Admissible decomposition for spectral multipliers on Gaussian L^p

TL;DR

This paper studies a new way to decompose spectral multipliers of the Ornstein-Uhlenbeck operator on Gaussian space, proving boundedness in L^p spaces for 1<p≤2 using a novel connection with hypercontractivity.

Contribution

It introduces an admissible decomposition method for spectral multipliers and establishes its boundedness in Gaussian L^p spaces, linking it with hypercontractivity.

Findings

Admissible decomposition is bounded in L^p(\gamma) for 1<p≤2.

The proof connects admissibility with E. Nelson's hypercontractivity theorem.

Provides a new harmonic analysis approach for Gaussian measures.

Abstract

This paper concerns harmonic analysis of the Ornstein--Uhlenbeck operator L on the Euclidean space.

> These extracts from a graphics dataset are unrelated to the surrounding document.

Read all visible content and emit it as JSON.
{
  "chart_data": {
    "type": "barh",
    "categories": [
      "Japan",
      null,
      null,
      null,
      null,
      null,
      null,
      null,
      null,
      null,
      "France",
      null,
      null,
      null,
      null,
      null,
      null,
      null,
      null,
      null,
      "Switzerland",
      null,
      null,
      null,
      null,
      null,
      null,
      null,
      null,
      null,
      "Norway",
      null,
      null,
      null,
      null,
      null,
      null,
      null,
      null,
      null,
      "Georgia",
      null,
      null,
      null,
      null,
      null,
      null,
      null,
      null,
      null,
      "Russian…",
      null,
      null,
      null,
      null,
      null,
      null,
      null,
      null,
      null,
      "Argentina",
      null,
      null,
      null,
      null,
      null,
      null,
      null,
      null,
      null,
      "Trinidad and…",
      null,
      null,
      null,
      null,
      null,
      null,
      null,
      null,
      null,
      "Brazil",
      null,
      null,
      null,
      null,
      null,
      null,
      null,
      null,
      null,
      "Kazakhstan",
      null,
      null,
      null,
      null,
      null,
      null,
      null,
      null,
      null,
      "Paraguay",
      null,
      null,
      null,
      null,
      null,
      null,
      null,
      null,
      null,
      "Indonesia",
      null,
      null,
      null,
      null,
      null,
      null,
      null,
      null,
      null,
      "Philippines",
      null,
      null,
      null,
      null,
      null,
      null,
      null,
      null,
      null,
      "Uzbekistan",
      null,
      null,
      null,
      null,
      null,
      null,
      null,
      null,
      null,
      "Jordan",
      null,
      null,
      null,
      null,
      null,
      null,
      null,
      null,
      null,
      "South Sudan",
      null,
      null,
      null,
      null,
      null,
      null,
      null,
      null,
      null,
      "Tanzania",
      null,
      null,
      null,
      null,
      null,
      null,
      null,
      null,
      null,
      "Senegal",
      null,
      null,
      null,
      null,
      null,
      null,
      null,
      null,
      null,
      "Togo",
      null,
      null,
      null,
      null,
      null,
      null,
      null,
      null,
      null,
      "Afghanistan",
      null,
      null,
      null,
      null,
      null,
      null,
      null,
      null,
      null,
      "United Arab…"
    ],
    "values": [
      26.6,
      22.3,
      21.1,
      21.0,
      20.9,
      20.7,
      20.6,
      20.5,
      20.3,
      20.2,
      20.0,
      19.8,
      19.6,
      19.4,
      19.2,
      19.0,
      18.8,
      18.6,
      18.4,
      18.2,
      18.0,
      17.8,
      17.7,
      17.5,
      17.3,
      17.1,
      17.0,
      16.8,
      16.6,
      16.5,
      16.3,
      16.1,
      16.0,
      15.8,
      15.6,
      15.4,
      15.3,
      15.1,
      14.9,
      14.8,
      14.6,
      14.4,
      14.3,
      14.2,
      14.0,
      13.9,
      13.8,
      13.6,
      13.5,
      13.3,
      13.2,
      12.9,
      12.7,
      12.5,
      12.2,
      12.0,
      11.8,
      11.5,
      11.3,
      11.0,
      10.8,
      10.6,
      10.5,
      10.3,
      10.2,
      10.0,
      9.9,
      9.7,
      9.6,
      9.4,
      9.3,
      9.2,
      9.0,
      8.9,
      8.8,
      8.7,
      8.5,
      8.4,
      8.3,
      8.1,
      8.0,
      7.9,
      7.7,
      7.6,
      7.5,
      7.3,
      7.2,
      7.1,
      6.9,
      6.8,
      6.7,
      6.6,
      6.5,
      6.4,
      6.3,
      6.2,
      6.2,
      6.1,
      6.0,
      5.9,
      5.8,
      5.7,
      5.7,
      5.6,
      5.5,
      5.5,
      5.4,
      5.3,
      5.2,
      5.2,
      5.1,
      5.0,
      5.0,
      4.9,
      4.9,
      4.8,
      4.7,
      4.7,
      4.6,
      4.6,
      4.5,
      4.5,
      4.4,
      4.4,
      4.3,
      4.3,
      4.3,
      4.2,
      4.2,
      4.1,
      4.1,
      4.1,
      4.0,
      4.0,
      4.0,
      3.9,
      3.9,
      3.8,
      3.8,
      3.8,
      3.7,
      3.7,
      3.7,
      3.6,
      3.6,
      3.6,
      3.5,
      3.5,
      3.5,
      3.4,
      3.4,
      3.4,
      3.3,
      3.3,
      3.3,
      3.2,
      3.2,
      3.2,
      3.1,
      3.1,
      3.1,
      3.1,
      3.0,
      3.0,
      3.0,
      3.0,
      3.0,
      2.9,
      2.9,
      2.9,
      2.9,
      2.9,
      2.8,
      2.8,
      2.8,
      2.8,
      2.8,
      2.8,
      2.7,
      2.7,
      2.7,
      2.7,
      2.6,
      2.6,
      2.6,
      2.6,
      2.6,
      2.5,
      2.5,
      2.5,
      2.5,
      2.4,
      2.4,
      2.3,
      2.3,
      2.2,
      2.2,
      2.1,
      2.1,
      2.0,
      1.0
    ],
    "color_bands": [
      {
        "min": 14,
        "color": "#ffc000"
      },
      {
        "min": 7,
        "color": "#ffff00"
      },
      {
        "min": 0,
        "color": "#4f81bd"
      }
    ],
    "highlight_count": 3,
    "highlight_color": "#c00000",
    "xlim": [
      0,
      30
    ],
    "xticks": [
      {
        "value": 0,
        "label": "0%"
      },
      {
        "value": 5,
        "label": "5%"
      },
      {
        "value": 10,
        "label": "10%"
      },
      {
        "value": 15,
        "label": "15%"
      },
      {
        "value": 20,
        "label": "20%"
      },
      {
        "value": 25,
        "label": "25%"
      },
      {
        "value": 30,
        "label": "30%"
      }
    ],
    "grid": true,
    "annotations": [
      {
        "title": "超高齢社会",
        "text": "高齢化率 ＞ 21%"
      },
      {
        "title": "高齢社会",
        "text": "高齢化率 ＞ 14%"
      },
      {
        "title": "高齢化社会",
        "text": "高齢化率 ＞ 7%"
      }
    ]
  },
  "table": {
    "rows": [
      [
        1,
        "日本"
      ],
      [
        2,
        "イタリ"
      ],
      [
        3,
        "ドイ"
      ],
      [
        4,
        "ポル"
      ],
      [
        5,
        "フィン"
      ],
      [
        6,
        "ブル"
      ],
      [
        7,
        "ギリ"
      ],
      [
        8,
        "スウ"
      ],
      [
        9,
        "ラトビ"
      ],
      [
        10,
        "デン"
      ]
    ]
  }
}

We examine the method of decomposing a spectral multiplier \phi(L) into three parts according to the notion of admissibility, which quantifies the doubling behaviour of the underlying Gaussian measure \gamma. We prove that the above-mentioned admissible decomposition is bounded in L^p(\gamma) for 1 < p \leq 2 in a certain sense involving the Gaussian conical square function. The proof relates admissibility with E. Nelson's hypercontractivity theorem in a novel way.